Robotic fistula repair. (A) Standard port configuration using the Intuitive DaVinci Si robotic platform. (B) Intraoperative image showing fistula tract containing Foley catheter. (C) Intraoperative image demonstrating bilateral incisions in preparation for Y-V plasty.

This study has several limitations worth mentioning. All 7 patients were referred for fistula management at our institution had their PVP performed elsewhere, which limits granularity regarding the index operation and potential causal surgical factor identification. Given the retrospective nature of this study, our study also cannot identify the true incidence of PSF following PVP or TURP. This is also an uncommon condition, and as such a robust quantitative analysis of the existing retrospective data is limited in applicability. Finally, the risk of reporting and publication bias is significant in this topic.

Conclusions

Photovaporization of the prostate is a common alternative to TURP for management of BPH and has been reported both safe and effective in numerous large series. Prostatosymphyseal fistula is a rare complication following either operation and commonly presents with pain and difficulty ambulating.
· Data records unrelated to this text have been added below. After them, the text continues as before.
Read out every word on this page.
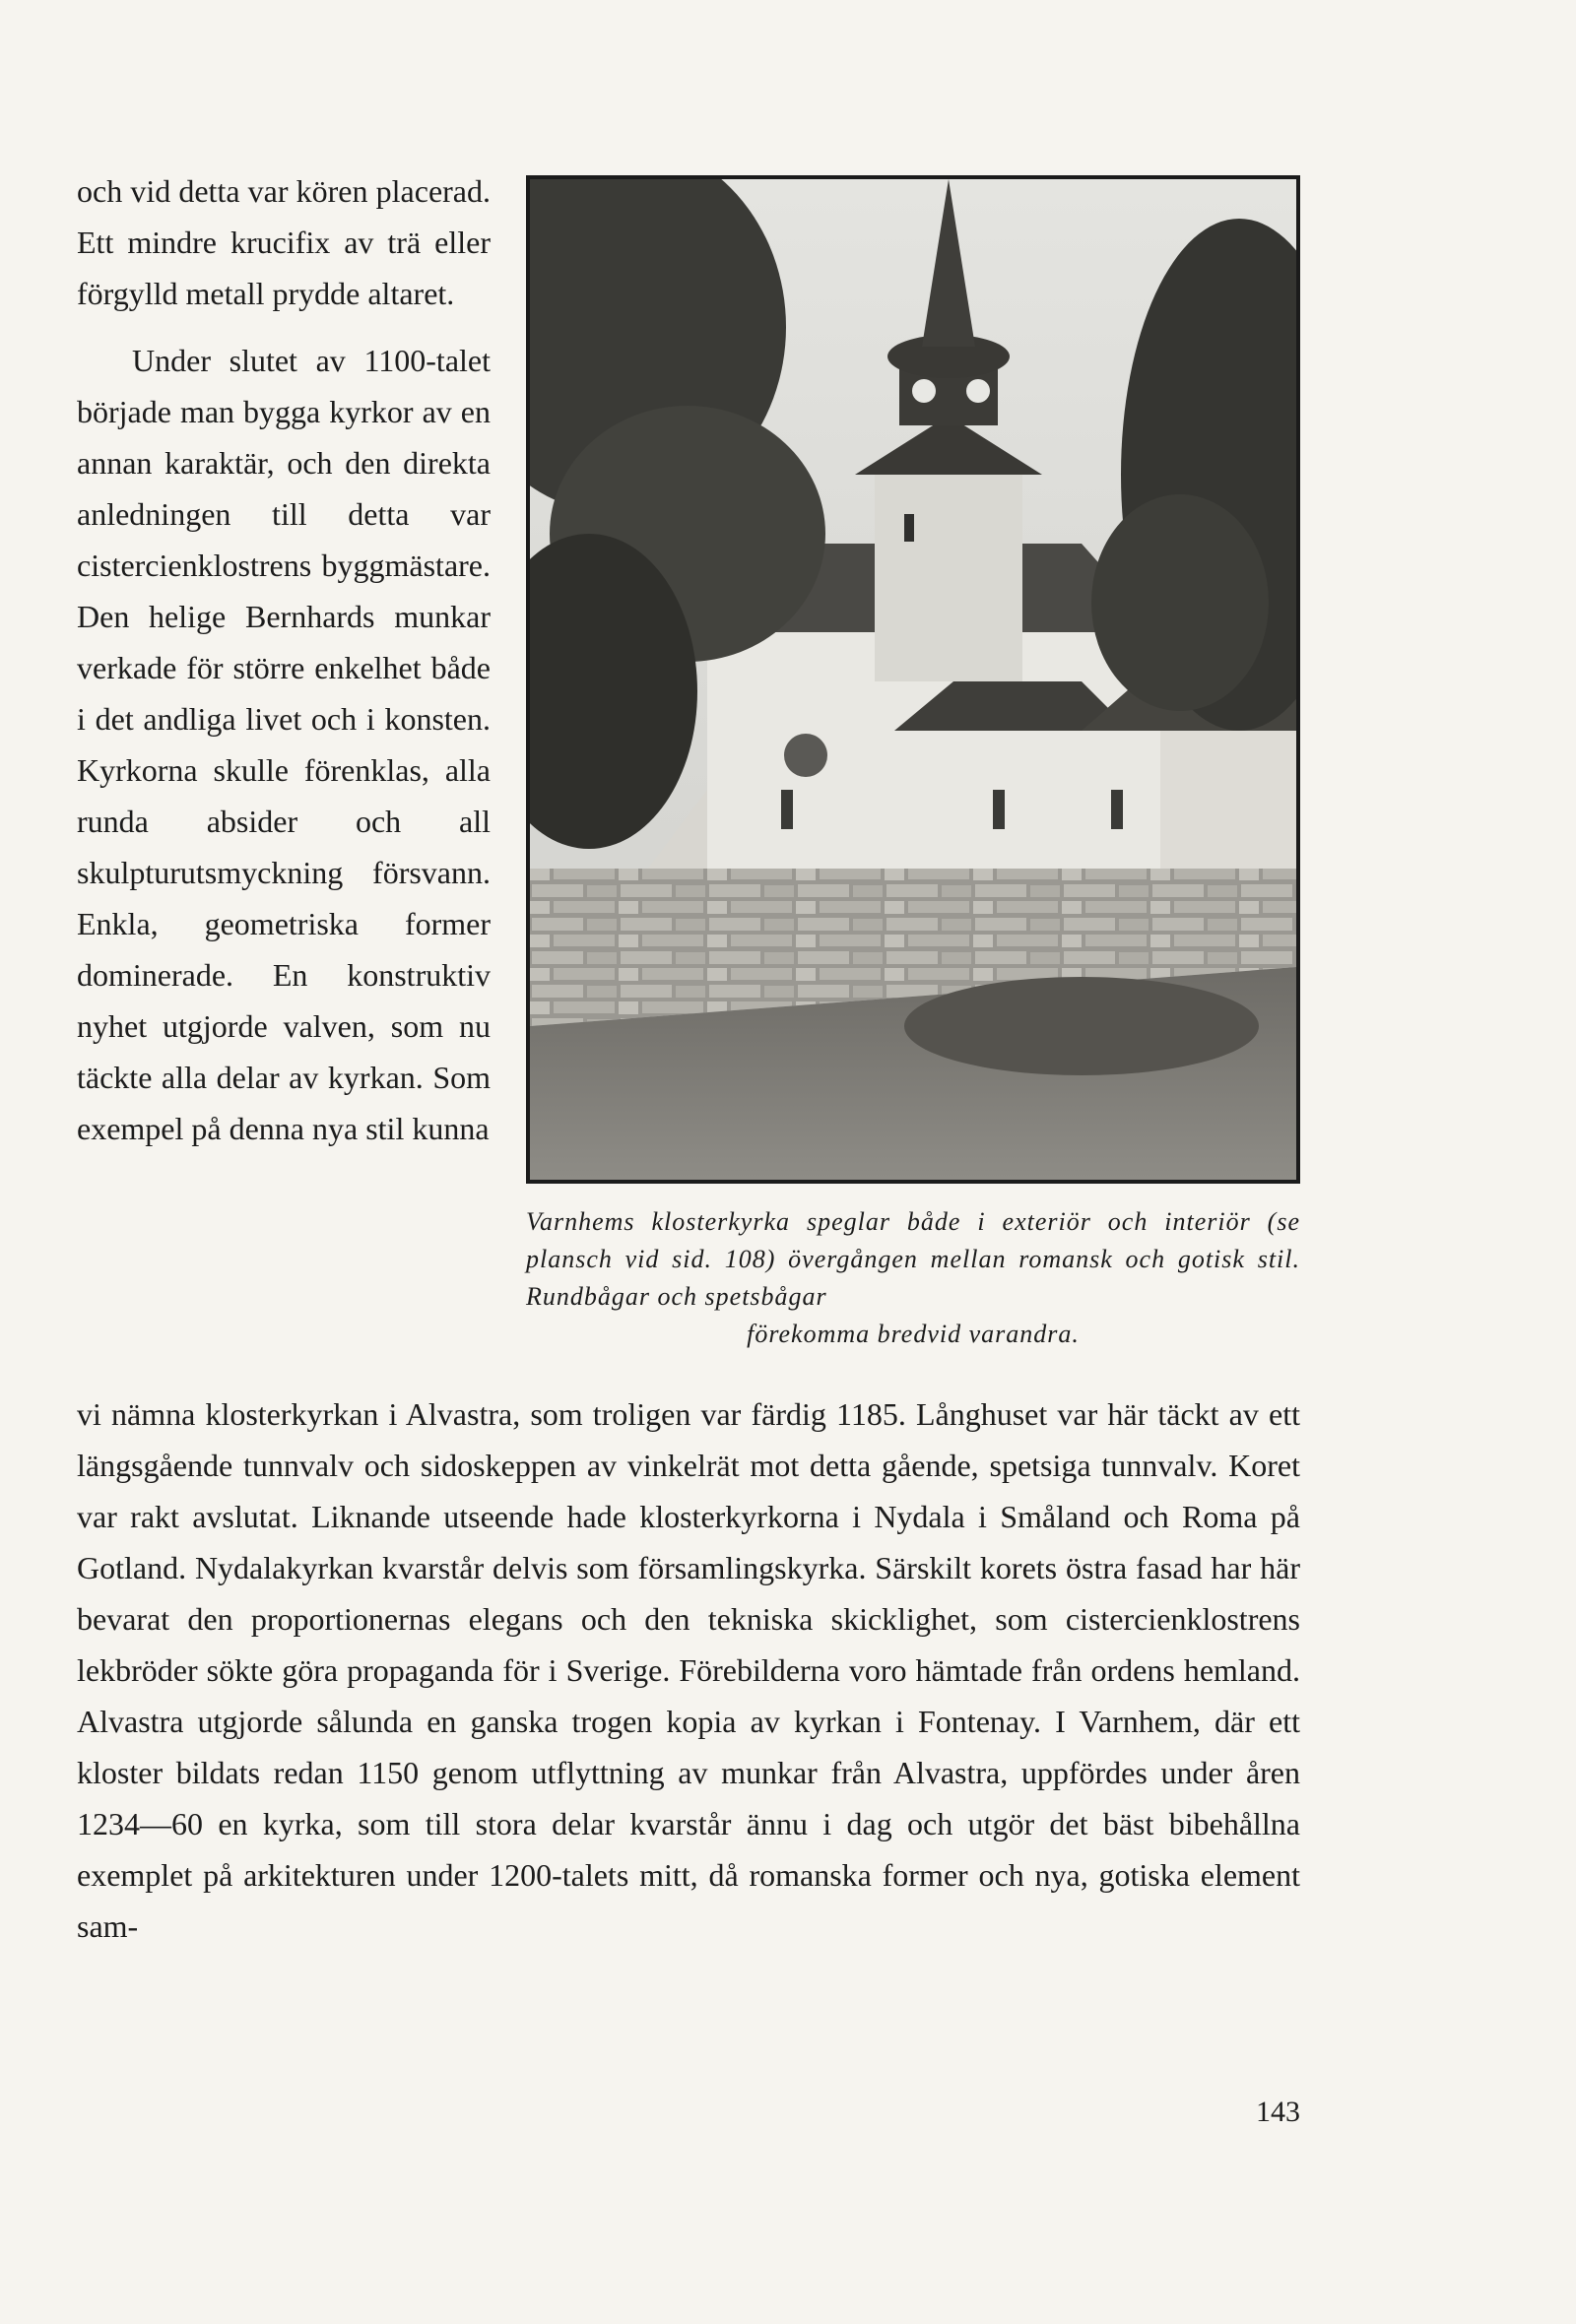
och vid detta var kören placerad. Ett mindre krucifix av trä eller förgylld metall prydde altaret.

Under slutet av 1100-talet började man bygga kyrkor av en annan karaktär, och den direkta anledningen till detta var cistercienklostrens byggmästare. Den helige Bernhards munkar verkade för större enkelhet både i det andliga livet och i konsten. Kyrkorna skulle förenklas, alla runda absider och all skulpturutsmyckning försvann. Enkla, geometriska former dominerade. En konstruktiv nyhet utgjorde valven, som nu täckte alla delar av kyrkan. Som exempel på denna nya stil kunna

Varnhems klosterkyrka speglar både i exteriör och interiör (se plansch vid sid. 108) övergången mellan romansk och gotisk stil. Rundbågar och spetsbågar
förekomma bredvid varandra.

vi nämna klosterkyrkan i Alvastra, som troligen var färdig 1185. Långhuset var här täckt av ett längsgående tunnvalv och sidoskeppen av vinkelrät mot detta gående, spetsiga tunnvalv. Koret var rakt avslutat. Liknande utseende hade klosterkyrkorna i Nydala i Småland och Roma på Gotland. Nydalakyrkan kvarstår delvis som församlingskyrka. Särskilt korets östra fasad har här bevarat den proportionernas elegans och den tekniska skicklighet, som cistercienklostrens lekbröder sökte göra propaganda för i Sverige. Förebilderna voro hämtade från ordens hemland. Alvastra utgjorde sålunda en ganska trogen kopia av kyrkan i Fontenay. I Varnhem, där ett kloster bildats redan 1150 genom utflyttning av munkar från Alvastra, uppfördes under åren 1234—60 en kyrka, som till stora delar kvarstår ännu i dag och utgör det bäst bibehållna exemplet på arkitekturen under 1200-talets mitt, då romanska former och nya, gotiska element sam-

143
In the absence of urinary symptoms, the orthopedic nature of these presenting complaints may delay fistula diagnosis. When suspected, MRI of the pelvis is able to accurately diagnose the presence of PSF. In the current case series, which is the largest reported to date, fistula management has evolved with growing experience and robotic fistula repair with Y-V advancement of the anterior bladder neck and interposition of a peritoneal or perivesical fat flap is now the preferred intervention at our institution.

Acknowledgments

None.

Statement of ethics

The study was conducted with institutional IRB approval (IRB 17-1462) and consent was waived due to the retrospective nature of the study. All procedures performed in this study involving human participants were in accordance with the ethical standards of the institutional and/or national research committee and with the 1964 Helsinki declaration and its later amendments or comparable ethical standards.

Conflict of interest statement

The authors report no conflicts of interest.

Funding source

None.

Author contributions

All authors contributed equally in this study.